Is Trinov going to bring back your childhood hairline? Not even close. Will it even bring back hair that you have lost more than several years ago? I highly doubt it, even if initial reports from a few years ago suggested that it could bring back hair that was lost up to five years ago.
However, I do believe in the science behind it, as I have stated a number of times before. I would not be surprised if Trinov ended up being at least as effective as Minoxidil.
Trinov consists of a three-pronged attack on hair loss via topical liposomal delivery of:
- Dihomo-γ-linolenic acid (DGLA), which improves microcirculation and blood and nutrient flow to the follicles.
- S-equol, which inhibits 5α-reductase enzyme activity. This reduces the conversion of testosterone into dihydrotestosterone (DHT).
- Propionyl-L-carnitine, which promotes lipid metabolism and stimulates energy production.
S-equol will obviously not inhibit DHT to the same extent as Dutasteride or Finasteride.
Trinov Works Better in Women than in Men
Dr. Giovanni Brotzu and various co-authors recently published a new study on Trinov. I am surprised that no-one on here or on the hair loss forums mentioned it, but there were some concrete findings in there. The most interesting ones:
- Daily topical applications of the lotions resulted in a hair count that significantly increased for women and marginally increased for men after 6 months of treatment.
- Significant increase in anagen hair and a significant decrease in telogen hair were observed starting from 3 months in male and 1 month in female patients.
So, in a rarity, women may benefit more from a hair loss treatment than men. As a male, I will still gladly take a cessation in hair loss and a marginal increase in new hair count if the above findings are really true.
It seems like there were two lotions in the study.
The male lotion was: TRINOV Lozione Anticaduta Uomo.
The female lotion was: TRINOV Lozione Anticaduta Donna.
Several days ago commentator “Hope” posted a link to the new official Trinov website. You can read the Trinov e-book on there. Some highlights after translation:
The patented formula consists of phospholipid liposomes, i.e., microscopic vesicles formed by a double phospholipid state that protects the ingredients and allows controlled, local and gradual release, improving absorption in the application site.

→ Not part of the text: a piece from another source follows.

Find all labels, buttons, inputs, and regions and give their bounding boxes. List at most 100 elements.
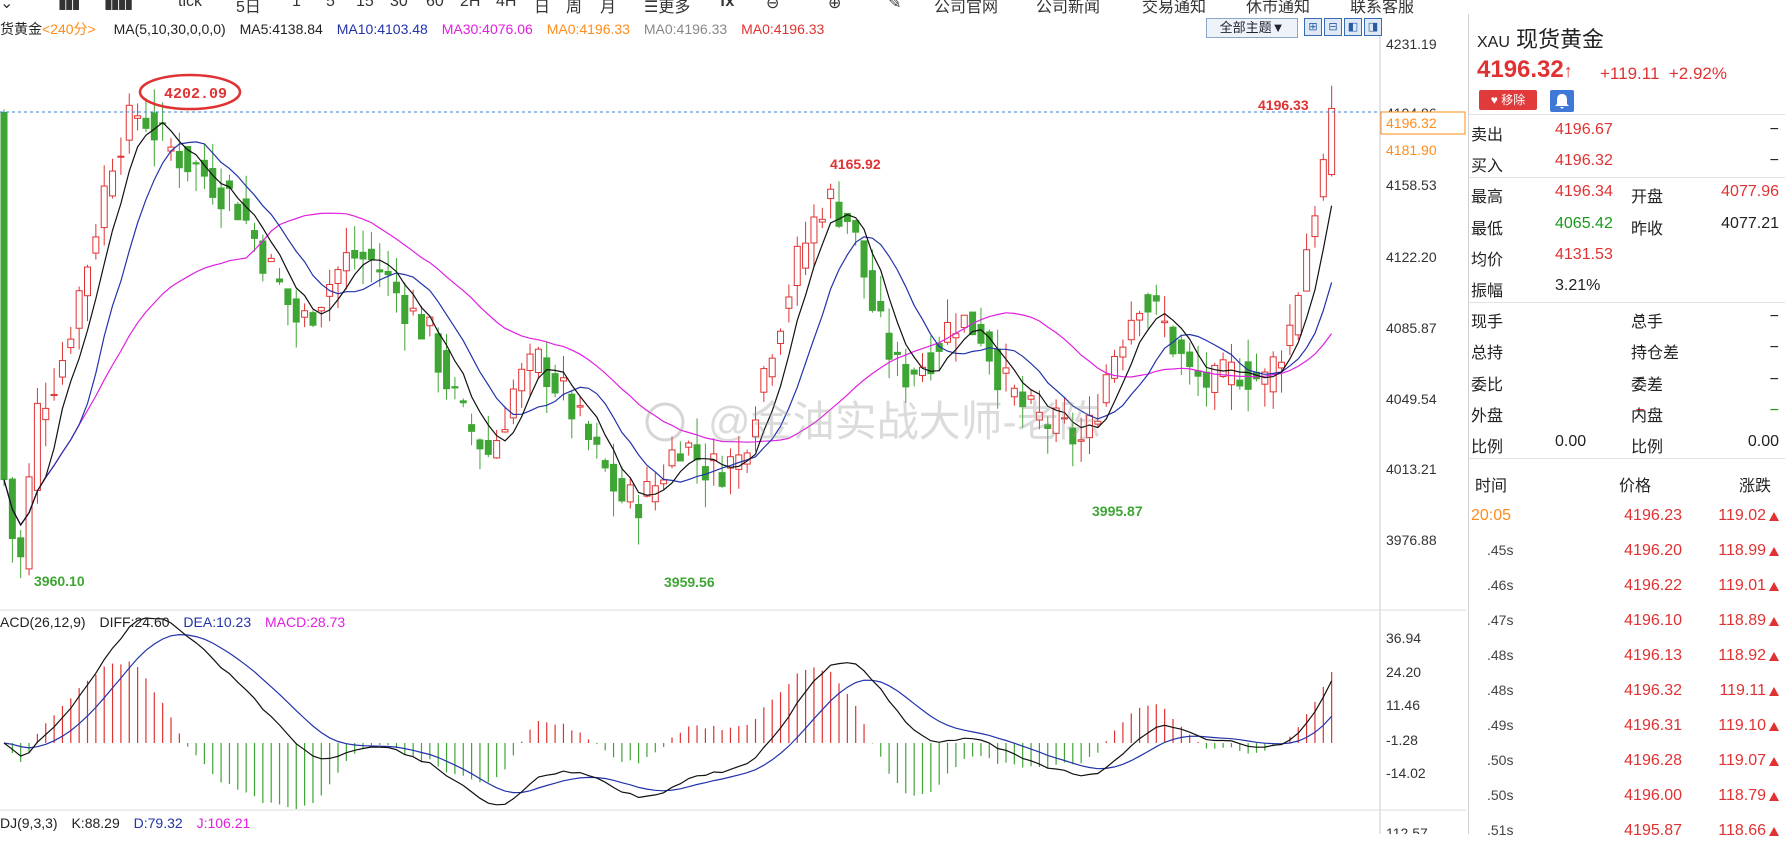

After six months of daily application of TRINOV men’s anti-fall lotion the increase of total number of hair is observed in 63% of subjects treated; more than 70% perceive a minor fall, improve the condition of the scalp and report feeling healthier and stronger hair.
After 6 months of daily application of TRINOV Women Fallout Lotion the increase in the number total hair is observed in 90% of subjects treated; more than 70% report an improvement in the state of the scalp and refers to feel healthier and stronger hair, and almost 70% perceives one lower fall.
— Per part of the translation, it seems like Dr. Brotzu’s son Giovanni Brotzu is the CEO of the American company Liposome Advanced research LLC. Could not find much on the company in my few minutes of research.
— The first two new Trinov Youtube channel videos were not very encouraging.
— Also see Trinov’s Facebook page.
My Thoughts on Trinov
Trinov will either be:
- A new product that is similar to or slightly superior to Minoxidil. This would be miraculous, as only two products have ever been approved to treat hair loss (Minoxidil and Finasteride),
- Yet another overblown overhyped hair loss product in a long list of them over the past few decades. This time, with the added insult (to us) and ignominy of being approved by a pharmaceutical company; and of having famous doctors and universities involved in its research and development.